Há lucro também com direitos de formação de atletas que não teriam espaço e terminam negociados prospectando ganhos futuros. Hoje, o Palmeiras guarda percentuais de 114 jogadores que estão em outros clubes.
- O volante Breno, vendido pelo América-MG ao Shabab Al Ahli em negócio em torno de R$ 20 milhões, com 40% dos direitos econômicos do Palmeiras.
- Meia Daniel Melo, vendido do Cruzeiro ao Vitória por 500 mil dólares.
- Yan foi vendido inicialmente ao Moreirense por cerca de 300 mil dólares e depois negociado pelo clube português ao Yokohama por 3 milhões de euros. E o Palmeiras tinha direito a 50% dos valores.

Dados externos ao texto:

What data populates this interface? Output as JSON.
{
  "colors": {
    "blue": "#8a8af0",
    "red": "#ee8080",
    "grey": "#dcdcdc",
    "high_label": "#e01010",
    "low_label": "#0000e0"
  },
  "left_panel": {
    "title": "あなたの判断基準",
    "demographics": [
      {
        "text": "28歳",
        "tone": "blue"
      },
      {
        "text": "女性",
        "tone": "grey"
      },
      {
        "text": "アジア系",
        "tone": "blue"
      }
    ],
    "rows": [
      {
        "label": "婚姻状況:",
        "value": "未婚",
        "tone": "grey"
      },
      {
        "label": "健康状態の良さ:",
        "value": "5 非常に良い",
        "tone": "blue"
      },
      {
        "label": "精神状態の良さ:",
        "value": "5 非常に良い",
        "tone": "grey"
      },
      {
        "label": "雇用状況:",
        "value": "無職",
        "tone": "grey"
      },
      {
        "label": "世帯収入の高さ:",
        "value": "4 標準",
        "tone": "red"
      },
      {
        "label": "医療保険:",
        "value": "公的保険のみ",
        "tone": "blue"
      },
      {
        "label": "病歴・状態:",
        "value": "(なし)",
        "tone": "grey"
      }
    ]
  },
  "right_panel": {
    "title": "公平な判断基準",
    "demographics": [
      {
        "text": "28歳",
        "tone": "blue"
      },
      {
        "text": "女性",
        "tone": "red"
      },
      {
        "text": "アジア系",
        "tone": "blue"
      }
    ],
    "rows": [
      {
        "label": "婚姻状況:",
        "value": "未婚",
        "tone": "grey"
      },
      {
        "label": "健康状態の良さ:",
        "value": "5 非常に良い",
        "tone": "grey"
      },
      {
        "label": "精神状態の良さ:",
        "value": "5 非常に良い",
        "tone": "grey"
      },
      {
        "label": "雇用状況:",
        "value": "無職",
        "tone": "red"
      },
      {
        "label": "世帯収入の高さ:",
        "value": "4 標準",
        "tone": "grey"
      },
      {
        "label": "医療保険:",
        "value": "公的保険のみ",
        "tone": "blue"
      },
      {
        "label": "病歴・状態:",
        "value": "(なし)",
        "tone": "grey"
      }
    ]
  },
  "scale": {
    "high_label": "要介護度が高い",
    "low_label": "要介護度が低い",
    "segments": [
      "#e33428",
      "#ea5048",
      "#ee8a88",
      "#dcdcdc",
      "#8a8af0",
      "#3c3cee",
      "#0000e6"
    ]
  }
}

Agora, com as mudanças de estrutura, metodologia e mais até do que pelo investimento na captação, o projeto do Palmeiras também atrai atletas. Ganhou peso em disputas, inclusive, por joias badaladas de rivais, tirando Kevyn Wallace do Flamengo, por exemplo, ainda no Sub-11.
Despediu-se de Endrick a caminho do Real Madrid, Luis Guilherme ao West Ham, Artur para a Rússia, Kevin na Ucrânia, e no próximo ano Estêvão para o Chelsea, na Inglaterra. O que pensam quando os veem passando pela porta da Academia?
– Sinceramente? – questiona o coordenador da base.
– Eu só me cobro para fazer mais. Claro que a gente fica orgulhoso, a marca vai ficar para sempre, mas não revelo ninguém. Quem revela é o clube. Sou uma peça da engrenagem. Estou olhando, brigando pelo próximo.